India's sweeping new cybersecurity rules for internet-connected CCTV systems have sent shockwaves through the $3.5 billion surveillance industry, as foreign manufacturers face scrutiny over source code, factory inspections, and allegations of potential Chinese espionage. The policy, implemented in April, requires all CCTV makers-foreign and domestic-to submit hardware, software, and in some cases, proprietary code for security certification by government labs before they can operate in the country.
The measures, outlined in internal meeting minutes and emails reviewed by Reuters, have stalled hundreds of product approvals and strained relations with global tech firms.
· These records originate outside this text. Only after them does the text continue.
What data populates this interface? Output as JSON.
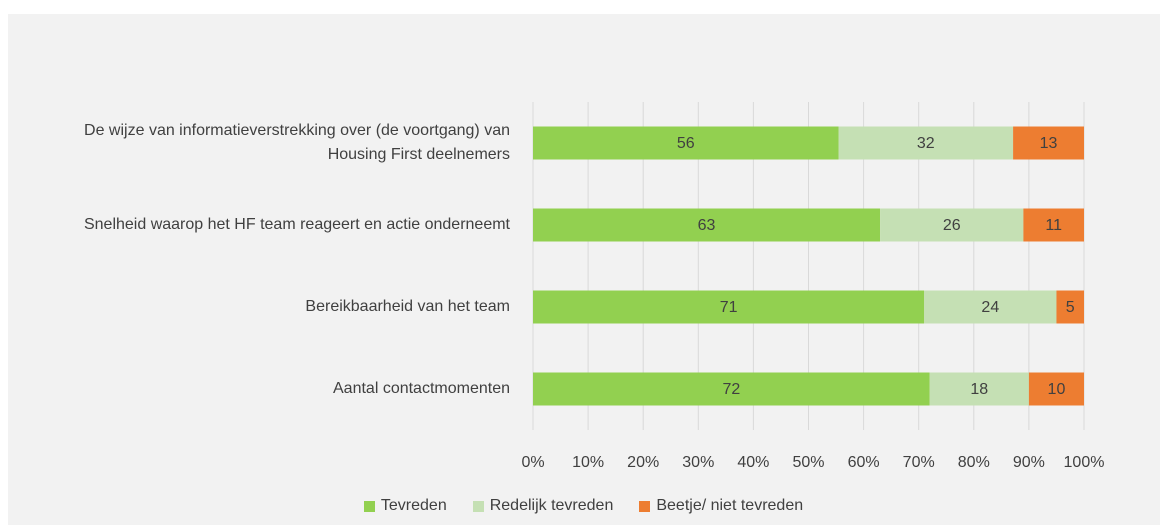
{
  "chart_data": {
    "type": "stacked100",
    "categories": [
      "De wijze van informatieverstrekking over (de voortgang) van Housing First deelnemers",
      "Snelheid waarop het HF team reageert en actie onderneemt",
      "Bereikbaarheid van het team",
      "Aantal contactmomenten"
    ],
    "series": [
      {
        "name": "Tevreden",
        "color": "#92d050",
        "values": [
          56,
          63,
          71,
          72
        ]
      },
      {
        "name": "Redelijk tevreden",
        "color": "#c5e0b4",
        "values": [
          32,
          26,
          24,
          18
        ]
      },
      {
        "name": "Beetje/ niet tevreden",
        "color": "#ed7d31",
        "values": [
          13,
          11,
          5,
          10
        ]
      }
    ],
    "xlim": [
      0,
      100
    ],
    "xticks": [
      {
        "value": 0,
        "label": "0%"
      },
      {
        "value": 10,
        "label": "10%"
      },
      {
        "value": 20,
        "label": "20%"
      },
      {
        "value": 30,
        "label": "30%"
      },
      {
        "value": 40,
        "label": "40%"
      },
      {
        "value": 50,
        "label": "50%"
      },
      {
        "value": 60,
        "label": "60%"
      },
      {
        "value": 70,
        "label": "70%"
      },
      {
        "value": 80,
        "label": "80%"
      },
      {
        "value": 90,
        "label": "90%"
      },
      {
        "value": 100,
        "label": "100%"
      }
    ],
    "grid": true,
    "legend": "bottom"
  }
}
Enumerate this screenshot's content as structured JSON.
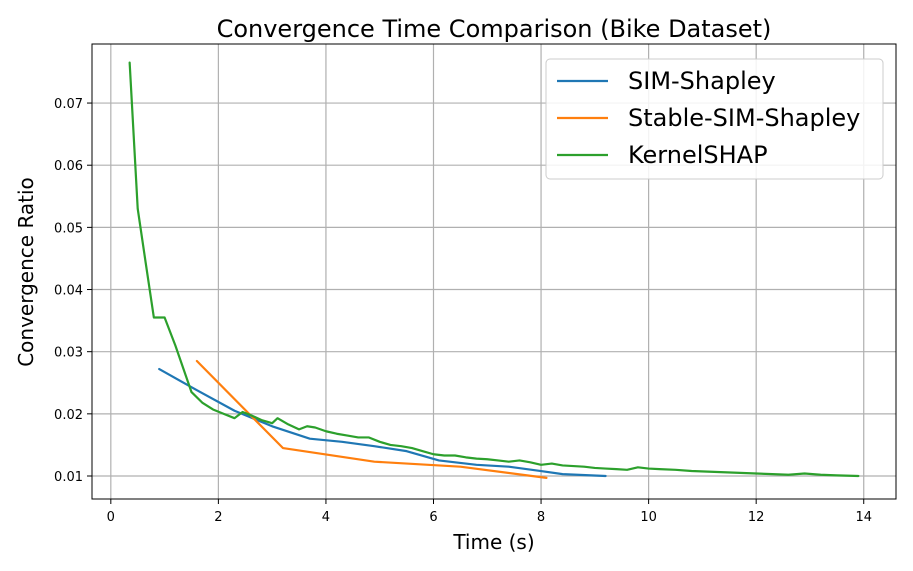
{
  "chart_data": {
    "type": "line",
    "title": "Convergence Time Comparison (Bike Dataset)",
    "xlabel": "Time (s)",
    "ylabel": "Convergence Ratio",
    "xlim": [
      -0.35,
      14.6
    ],
    "ylim": [
      0.0063,
      0.0795
    ],
    "xticks": [
      0,
      2,
      4,
      6,
      8,
      10,
      12,
      14
    ],
    "xtick_labels": [
      "0",
      "2",
      "4",
      "6",
      "8",
      "10",
      "12",
      "14"
    ],
    "yticks": [
      0.01,
      0.02,
      0.03,
      0.04,
      0.05,
      0.06,
      0.07
    ],
    "ytick_labels": [
      "0.01",
      "0.02",
      "0.03",
      "0.04",
      "0.05",
      "0.06",
      "0.07"
    ],
    "grid": true,
    "legend_position": "top-right",
    "series": [
      {
        "name": "SIM-Shapley",
        "color": "#1f77b4",
        "x": [
          0.9,
          1.6,
          2.3,
          3.0,
          3.7,
          4.3,
          4.9,
          5.5,
          6.1,
          6.8,
          7.4,
          8.0,
          8.4,
          9.2
        ],
        "y": [
          0.0272,
          0.0238,
          0.0205,
          0.018,
          0.016,
          0.0155,
          0.0148,
          0.014,
          0.0125,
          0.0118,
          0.0115,
          0.0108,
          0.0103,
          0.01
        ]
      },
      {
        "name": "Stable-SIM-Shapley",
        "color": "#ff7f0e",
        "x": [
          1.6,
          3.2,
          4.9,
          6.5,
          8.1
        ],
        "y": [
          0.0285,
          0.0145,
          0.0123,
          0.0115,
          0.0097
        ]
      },
      {
        "name": "KernelSHAP",
        "color": "#2ca02c",
        "x": [
          0.35,
          0.5,
          0.65,
          0.8,
          0.9,
          1.0,
          1.2,
          1.5,
          1.7,
          1.9,
          2.1,
          2.3,
          2.45,
          2.6,
          2.8,
          3.0,
          3.1,
          3.3,
          3.5,
          3.65,
          3.8,
          4.0,
          4.2,
          4.4,
          4.6,
          4.8,
          5.0,
          5.2,
          5.4,
          5.6,
          5.8,
          6.0,
          6.2,
          6.4,
          6.6,
          6.8,
          7.0,
          7.2,
          7.4,
          7.6,
          7.8,
          8.0,
          8.2,
          8.4,
          8.6,
          8.8,
          9.0,
          9.2,
          9.4,
          9.6,
          9.8,
          10.0,
          10.2,
          10.5,
          10.8,
          11.1,
          11.4,
          11.7,
          12.0,
          12.3,
          12.6,
          12.9,
          13.2,
          13.5,
          13.9
        ],
        "y": [
          0.0765,
          0.053,
          0.0442,
          0.0355,
          0.0355,
          0.0355,
          0.031,
          0.0235,
          0.0218,
          0.0207,
          0.02,
          0.0193,
          0.0203,
          0.0198,
          0.019,
          0.0185,
          0.0193,
          0.0183,
          0.0175,
          0.018,
          0.0178,
          0.0172,
          0.0168,
          0.0165,
          0.0162,
          0.0162,
          0.0155,
          0.015,
          0.0148,
          0.0145,
          0.014,
          0.0135,
          0.0133,
          0.0133,
          0.013,
          0.0128,
          0.0127,
          0.0125,
          0.0123,
          0.0125,
          0.0122,
          0.0118,
          0.012,
          0.0117,
          0.0116,
          0.0115,
          0.0113,
          0.0112,
          0.0111,
          0.011,
          0.0114,
          0.0112,
          0.0111,
          0.011,
          0.0108,
          0.0107,
          0.0106,
          0.0105,
          0.0104,
          0.0103,
          0.0102,
          0.0104,
          0.0102,
          0.0101,
          0.01
        ]
      }
    ]
  }
}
As of May 28, Indian regulators had received 342 applications covering hundreds of models, but only 35 had completed testing-just one of which was from a foreign company.
"Millions of dollars will be lost from the industry, sending tremors through the market," Ajay Dubey, South Asia director for South Korea's Hanwha, warned India's IT ministry in an April 9 email.
The rules follow long-standing national security concerns over Chinese surveillance equipment. In 2021, India disclosed that roughly one million cameras in its public sector were sourced from Chinese firms and potentially transferred video data to overseas servers. A senior Indian official told Reuters, "China is part of the concern."
Under the new regime, firms such as Hikvision, Xiaomi, Dahua, Hanwha, and Motorola Solutions must comply with government lab certification before selling products in India. The Standardization Testing and Quality Certification Directorate-under the Ministry of IT-currently reviews just 28 applications at a time across 15 labs.
Indian officials met with 17 camera manufacturers on April 3-including Bosch, Honeywell, Motorola, and Xiaomi-where companies pleaded for a delay, citing lack of readiness. According to official minutes, the government denied the request, stating the policy "addresses a genuine security issue."
"The testing lab indicated that this requirement applies to applications originating from countries that share a land border with India," Xiaomi wrote in an April 24 email after being told its application required further registration details of two China-based manufacturers. The IT ministry did not respond to Reuters' queries about the company's account.
The rules stipulate that devices must include tamper-proof enclosures, robust malware detection, and encryption. Companies using non-standard communication protocols must also submit source code for evaluation, and regulators are empowered to conduct factory inspections abroad.
"Expectations such as source code sharing, retesting post firmware upgrades, and multiple factory audits significantly impact internal timelines," Infinova sales executive Sumeet Chanana wrote to ministry officials on April 10. On the same day, Sanjeev Gulati, India director for Taiwan's Vivotek, warned, "All ongoing projects will go on halt."
India's push to secure its surveillance infrastructure has intensified since border clashes with China in 2020. In parallel, it has banned dozens of Chinese apps and tightened investment rules for neighboring countries. "Anyone can operate and control internet-connected CCTV cameras sitting in an adverse location," said Gulshan Rai, India's cybersecurity chief from 2015 to 2019. "They need to be robust and secure."
The market implications are already visible. CP Plus, which controls 48% of India's camera market, told Reuters it had received certification for flagship models but awaits approval for others. Bosch requested regulators "allow business continuity" while testing is underway.
At New Delhi's Nehru Place electronics market, shop owner Sagar Sharma said camera sales had plummeted 50% from April due to supply constraints. "It is not possible right now to cater to big orders," he said. "We have to survive with the stock we have."